The last year was an intense one for me. Between feeling burned out, chaotic friendships, unfulfilling hobbies, health problems, severe diet changes, difficult neighbors, and feeling taken for granted, I had quite the year. This year seemed to be about confronting my own personal demons – over and over and over. I attracted a lot of situations into my life that apparently showed up to forcefully get my attention. I needed to do some healing work in those areas. And that was exactly where a great deal of my energy went this year.

So this year was about me. And that’s why I didn’t crochet a single beanie. That’s why I walked by more trash than I picked up. That’s why we spent Thanksgiving at a swanky restaurant having a glorious dinner with all the fine people who gave their personal chef the day off and therefore had to find some other way to get a hot meal. The soup kitchen hasn’t seen me once this year. And Christmas day, I won’t be singing in a hospital. I’ll be napping on the beach. Because I desperately need a good nap.

This year was a great reminder of how we cannot give when we are empty ourselves. I withdrew a lot this year simply because I wasn’t in a state where I could truly give my time, attention and energy to being there for everyone. This was my year of needing help and support. I simply couldn’t be the provider this past year – I didn’t have it in me to give. I needed my dearest friends to hold my hand this year. I did not have a hand to extend to others.

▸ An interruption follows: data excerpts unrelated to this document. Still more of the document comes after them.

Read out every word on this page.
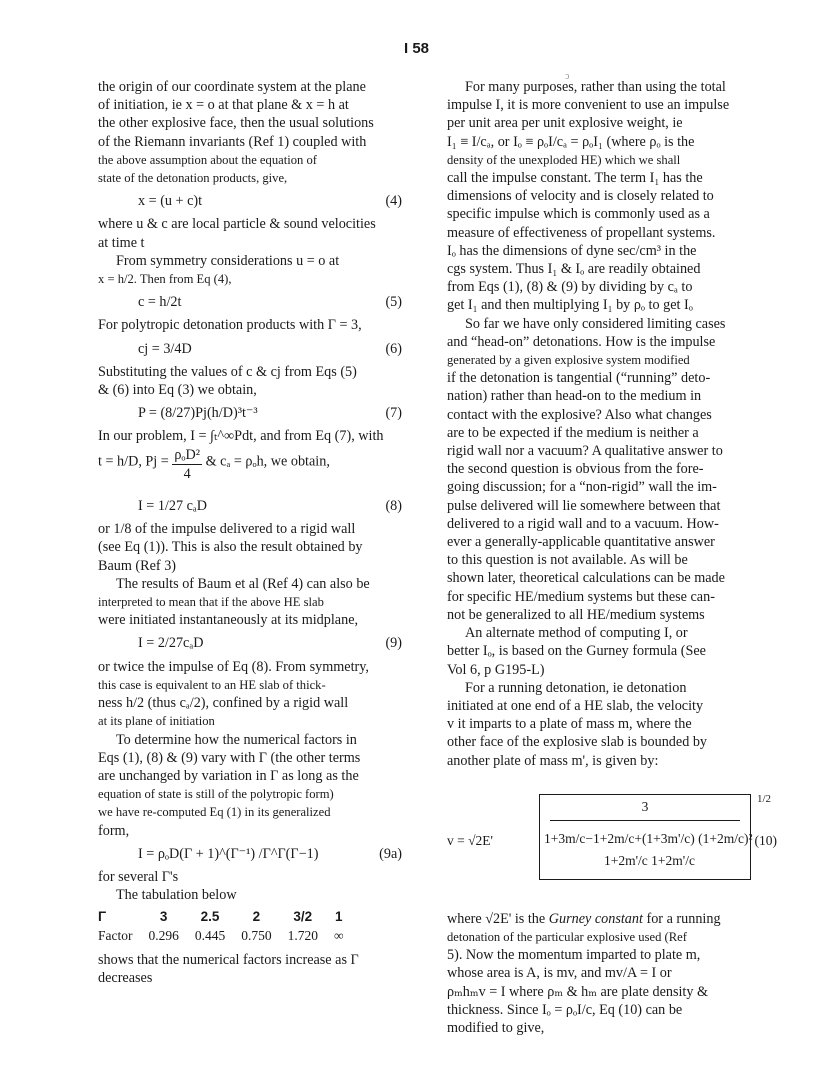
I 58

the origin of our coordinate system at the plane
of initiation, ie x = o at that plane & x = h at
the other explosive face, then the usual solutions
of the Riemann invariants (Ref 1) coupled with
the above assumption about the equation of
state of the detonation products, give,

x = (u + c)t	(4)

where u & c are local particle & sound velocities
at time t

From symmetry considerations u = o at
x = h/2. Then from Eq (4),

c = h/2t	(5)

For polytropic detonation products with Γ = 3,

cj = 3/4D	(6)

Substituting the values of c & cj from Eqs (5)
& (6) into Eq (3) we obtain,

P = (8/27)Pj(h/D)³t⁻³	(7)

In our problem, I = ∫ₜ^∞Pdt, and from Eq (7), with
t = h/D, $Pj = \frac{\text{ρₒD²}}{4}$ & cₐ = ρₒh, we obtain,

I = 1/27 cₐD	(8)

or 1/8 of the impulse delivered to a rigid wall
(see Eq (1)). This is also the result obtained by
Baum (Ref 3)

The results of Baum et al (Ref 4) can also be
interpreted to mean that if the above HE slab
were initiated instantaneously at its midplane,

I = 2/27cₐD	(9)

or twice the impulse of Eq (8). From symmetry,
this case is equivalent to an HE slab of thick-
ness h/2 (thus cₐ/2), confined by a rigid wall
at its plane of initiation

To determine how the numerical factors in
Eqs (1), (8) & (9) vary with Γ (the other terms
are unchanged by variation in Γ as long as the
equation of state is still of the polytropic form)
we have re-computed Eq (1) in its generalized
form,

I = ρₒD(Γ + 1)^(Γ⁻¹) /Γ^Γ(Γ−1)	(9a)

for several Γ's

The tabulation below

Γ	3	2.5	2	3/2	1
Factor	0.296	0.445	0.750	1.720	∞

shows that the numerical factors increase as Γ
decreases

ↄ

For many purposes, rather than using the total
impulse I, it is more convenient to use an impulse
per unit area per unit explosive weight, ie
I₁ ≡ I/cₐ, or Iₒ ≡ ρₒI/cₐ = ρₒI₁ (where ρₒ is the
density of the unexploded HE) which we shall
call the impulse constant. The term I₁ has the
dimensions of velocity and is closely related to
specific impulse which is commonly used as a
measure of effectiveness of propellant systems.
Iₒ has the dimensions of dyne sec/cm³ in the
cgs system. Thus I₁ & Iₒ are readily obtained
from Eqs (1), (8) & (9) by dividing by cₐ to
get I₁ and then multiplying I₁ by ρₒ to get Iₒ

So far we have only considered limiting cases
and “head-on” detonations. How is the impulse
generated by a given explosive system modified
if the detonation is tangential (“running” deto-
nation) rather than head-on to the medium in
contact with the explosive? Also what changes
are to be expected if the medium is neither a
rigid wall nor a vacuum? A qualitative answer to
the second question is obvious from the fore-
going discussion; for a “non-rigid” wall the im-
pulse delivered will lie somewhere between that
delivered to a rigid wall and to a vacuum. How-
ever a generally-applicable quantitative answer
to this question is not available. As will be
shown later, theoretical calculations can be made
for specific HE/medium systems but these can-
not be generalized to all HE/medium systems

An alternate method of computing I, or
better Iₒ, is based on the Gurney formula (See
Vol 6, p G195-L)

For a running detonation, ie detonation
initiated at one end of a HE slab, the velocity
v it imparts to a plate of mass m, where the
other face of the explosive slab is bounded by
another plate of mass m', is given by:

v = √2E'
3
1+3m/c−1+2m/c+(1+3m'/c) (1+2m/c)²
1+2m'/c 1+2m'/c
1/2
(10)

where √2E' is the Gurney constant for a running
detonation of the particular explosive used (Ref
5). Now the momentum imparted to plate m,
whose area is A, is mv, and mv/A = I or
ρₘhₘv = I where ρₘ & hₘ are plate density &
thickness. Since Iₒ = ρₒI/c, Eq (10) can be
modified to give,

I never understood why more people don’t volunteer. But now I do. I see how precious it is to have so much in you that you have the ability to give to others. The friend who listens to you, checks up on you, follows up on things important to you… that truly is precious. The person who volunteers 8 hours on Saturday to work with special needs kids… that’s precious.

Really think about that. Those people are sacrificing good nap time to help total strangers. Your friends could be blissfully downing a glass of wine while ignoring their own problems AND yours, but nope – they called you to see how you are hanging in there with your messy breakup. Not many people have the luxury of spending two hours on the phone with you when they have so many things demanding their time, energy and attention.

I’m motivated to get back into having the vibrancy I need to be able to do more of the volunteering that I truly loved doing over the past several years. And I truly do love helping my friends and being there when people need my support or help. But I know that I absolutely have to take care of myself first. My failure to do that this year is what led to my burnout. I didn’t put myself first – until I was forced to do so because I was feeling so broken.

I didn’t volunteer this year because this year I finally volunteered to take care of myself. This will set me up to be able to give even more in the years to come.